All four of these items describe features of effective STEM as well as social-emotional learning programs. Parents who can incorporate these components into at-home STEM activities will be fostering both academic and social-emotional learning; the shared learning experience can be enriching and strengthen connectedness between parent and child along the way.
Various STEM education efforts have responded to COVID conditions by working to assimilate SEL principles into learning activities. Vivify STEM offers granular, point-by-point guidance for particular STEM activities that support SEL competencies such as self-awareness and responsible decision-making. They illustrate how Sphero robots, Ping Pong-ball design challenges, and model sailboat construction exercises can be used to boost SEL. The Indiana Department of Education has laid out specific examples of how educators and families can encourage SEL growth through STEM-based learning activities. Opportunities for students to connect STEM and SEL include programs and activities that range from the local to the global.

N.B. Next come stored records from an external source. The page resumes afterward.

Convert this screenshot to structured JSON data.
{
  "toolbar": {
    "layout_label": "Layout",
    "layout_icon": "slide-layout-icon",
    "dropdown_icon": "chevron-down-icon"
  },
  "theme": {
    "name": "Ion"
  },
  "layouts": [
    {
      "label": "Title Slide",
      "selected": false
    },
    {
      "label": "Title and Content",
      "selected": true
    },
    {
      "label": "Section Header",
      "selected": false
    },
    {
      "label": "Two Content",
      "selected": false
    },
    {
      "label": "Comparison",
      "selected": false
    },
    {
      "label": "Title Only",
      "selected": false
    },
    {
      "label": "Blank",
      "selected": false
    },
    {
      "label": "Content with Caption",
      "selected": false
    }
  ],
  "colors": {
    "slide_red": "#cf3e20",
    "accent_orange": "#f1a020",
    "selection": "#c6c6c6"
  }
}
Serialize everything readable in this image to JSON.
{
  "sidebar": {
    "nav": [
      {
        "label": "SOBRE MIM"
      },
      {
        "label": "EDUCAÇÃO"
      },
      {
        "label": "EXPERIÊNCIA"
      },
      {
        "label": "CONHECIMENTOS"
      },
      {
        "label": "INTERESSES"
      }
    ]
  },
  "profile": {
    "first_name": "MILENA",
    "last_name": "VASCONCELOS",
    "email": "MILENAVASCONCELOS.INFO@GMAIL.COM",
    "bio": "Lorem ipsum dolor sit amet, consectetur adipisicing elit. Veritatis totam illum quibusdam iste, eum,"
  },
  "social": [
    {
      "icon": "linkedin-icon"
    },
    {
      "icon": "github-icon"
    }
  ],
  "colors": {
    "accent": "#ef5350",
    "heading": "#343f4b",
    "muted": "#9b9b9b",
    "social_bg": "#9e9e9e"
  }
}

As vehicles of learning adjacent to at-home schooling, out-of-school programs are uniquely positioned to relieve some of the burdens thrust onto parents. Learn Fresh manages NBA Math Hoops, for example, and Girlstart has amplified training for college-age mentors who lead their STEM programs in ways to connect with younger participants.
Through these examples and others, families can find inspiration or even specific guidance for how to make STEM and SEL work together in the home. In whatever way the combination takes shape, the synergy of learning across STEM and SEL modalities can feed reservoirs of resilience in children. Experiencing learning and growth within an emotional landscape of balance and connectedness can inoculate children against damage in social, academic, and developmental realms that could otherwise result from the loss of in-school time during the pandemic. To be sure, daily life during COVID has often been a bewildering blur. But there are opportunities that have arisen from the challenges of remote learning that teachers and parents can run with, including the incorporation of SEL principles into STEM learning, and vice versa.

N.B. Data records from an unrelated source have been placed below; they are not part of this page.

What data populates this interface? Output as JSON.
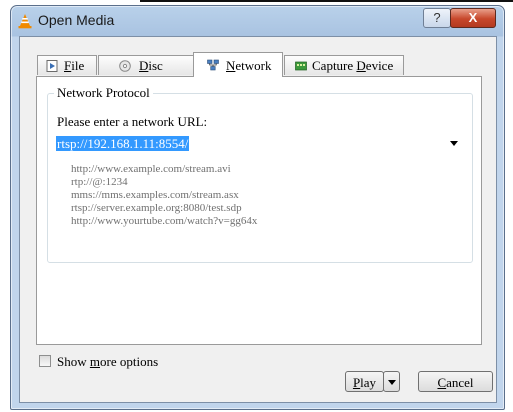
{
  "window": {
    "title": "Open Media",
    "help_label": "?",
    "close_label": "X"
  },
  "tabs": [
    {
      "pre": "",
      "u": "F",
      "post": "ile"
    },
    {
      "pre": "",
      "u": "D",
      "post": "isc"
    },
    {
      "pre": "",
      "u": "N",
      "post": "etwork"
    },
    {
      "pre": "Capture ",
      "u": "D",
      "post": "evice"
    }
  ],
  "network": {
    "group_label": "Network Protocol",
    "prompt": "Please enter a network URL:",
    "url_value": "rtsp://192.168.1.11:8554/",
    "examples": [
      "http://www.example.com/stream.avi",
      "rtp://@:1234",
      "mms://mms.examples.com/stream.asx",
      "rtsp://server.example.org:8080/test.sdp",
      "http://www.yourtube.com/watch?v=gg64x"
    ]
  },
  "options": {
    "pre": "Show ",
    "u": "m",
    "post": "ore options"
  },
  "buttons": {
    "play": {
      "u": "P",
      "post": "lay"
    },
    "cancel": {
      "u": "C",
      "post": "ancel"
    }
  },
  "colors": {
    "selection": "#3399ff",
    "close": "#c7472b",
    "frame": "#b9d1ea"
  }
}
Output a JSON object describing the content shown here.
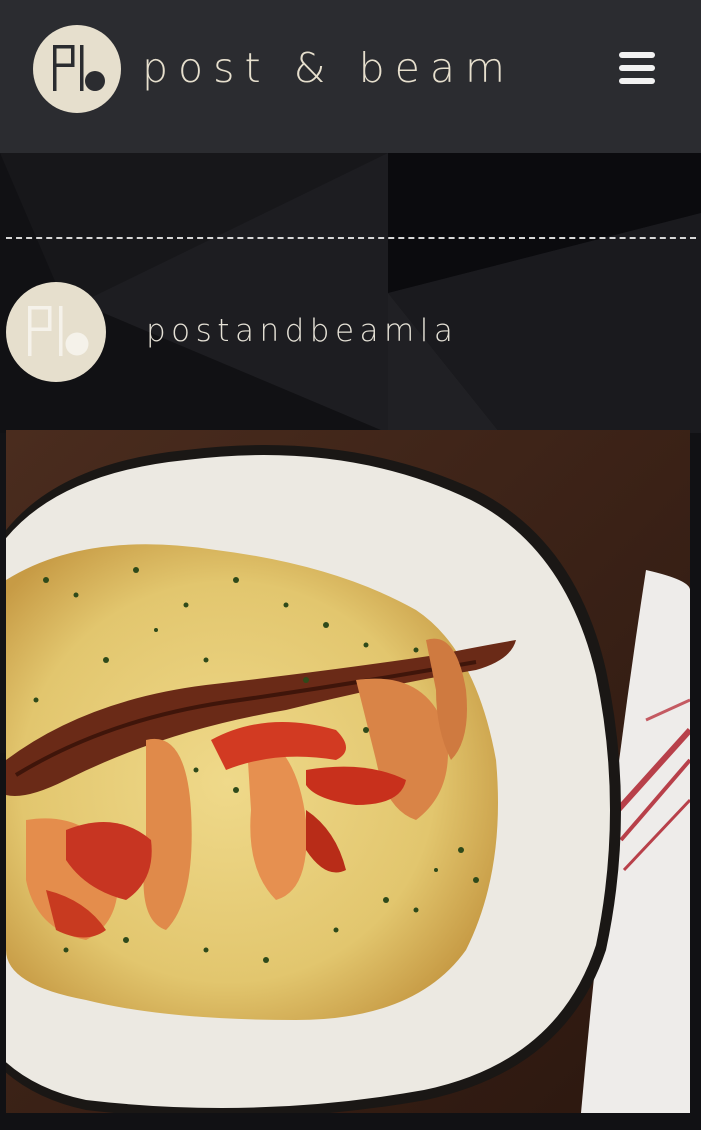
{
  "header": {
    "brand_name": "post & beam",
    "logo_icon": "pb-logo-icon",
    "menu_icon": "hamburger-menu-icon"
  },
  "instagram": {
    "avatar_icon": "pb-logo-icon",
    "username": "postandbeamla",
    "post_image": "shrimp-and-grits-plate"
  },
  "colors": {
    "header_bg": "#2b2c30",
    "brand_cream": "#e6dfcd",
    "page_bg": "#111114"
  }
}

Eric Iversen is Vice President for Learning and Communications at Start Engineering, a print and digital media company that develops materials and services to help educators integrate STEM education and career learning into K-12 education. He has worked in education for over 25 years, as a teacher, writer, publisher, and administrator, and he has a Ph.D. in comparative literature. By coincidence, his first job out of college was at W. W. Norton.